Its army having lost in the field and its ability to raise more troops limited by fears of the Russian reaction to any mobilization, he says, Moscow is likely to limit new ground attacks and the losses they’d entail but instead seek to inflict maximum pain on Ukrainian civilian targets from the air (kasparov.ru/material.php?id=632392FD73D54§ion_id=50A6C962A3D7C).
Russia could carry out such attacks with minimum risk to its own armed forces, but such attacks on cities would dramatically escalate the number of Ukrainian casualties. That in turn would put new pressure on the West to provide Ukraine with more and more advanced weaponry that Kyiv could use to shoot down Russian planes or even expand attacks on Russian territory.

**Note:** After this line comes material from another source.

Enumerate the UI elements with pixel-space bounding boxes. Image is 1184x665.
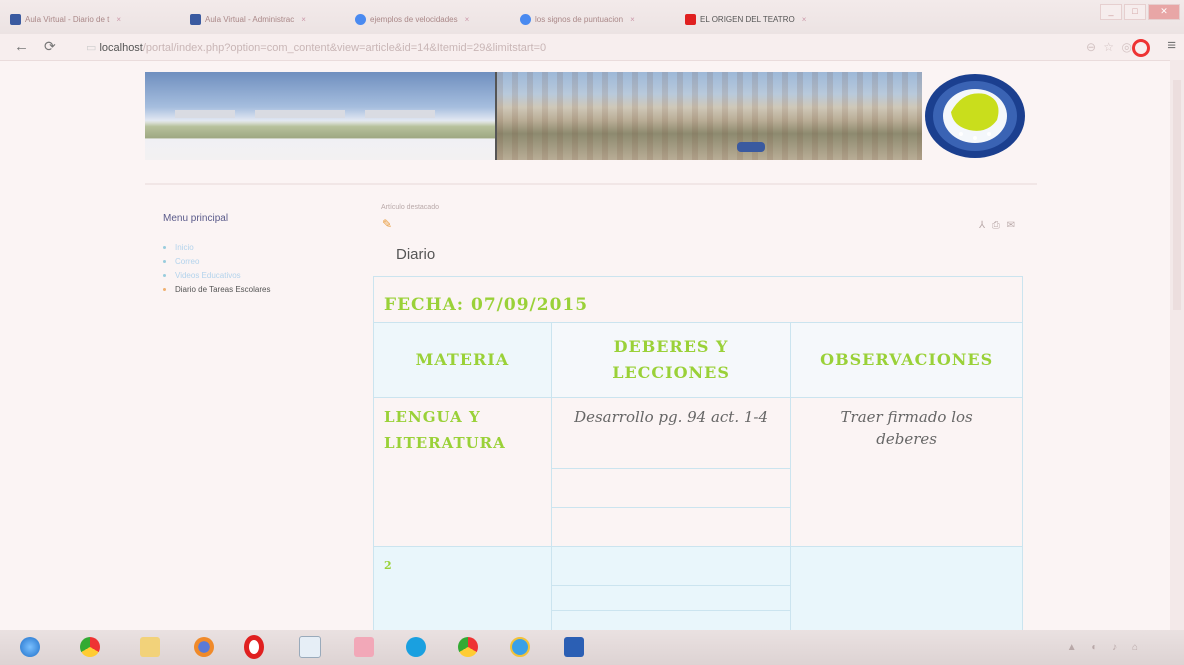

Valerii Zaluzhnyi, the commander in chief of Ukrainian forces, last month indicated that even if Ukraine recovers all of the occupied territory and forces Russia’s Black Sea fleet to relocate, the threat from Russia will remain, raising the possibility that the elimination of that threat will require moves against targets on Russian territory (ukrinform.ua/rubric-ato/3566162-ak-zabezpeciti-voennu-kampaniu-u-2023-roci-ukrainskij-poglad.html).
Because such a course of events will make both Russian mobilization and Moscow’s use of nuclear weapons “practically inevitable,” the London-based analyst says, the West will try to prevent Ukraine from attacking targets on Russian territory. But if it supplies Kyiv with advanced weapons, it may find it difficult to do that.
According to Pastukhov, “we are still at a very early stage of the escalation” of the war in Ukraine “and that in the spring if not sooner, new upheavals await us. These can be avoided only by breaking the sequence described above, an extremely difficult task and one that most likely will require regime change in either Moscow or Kyiv.”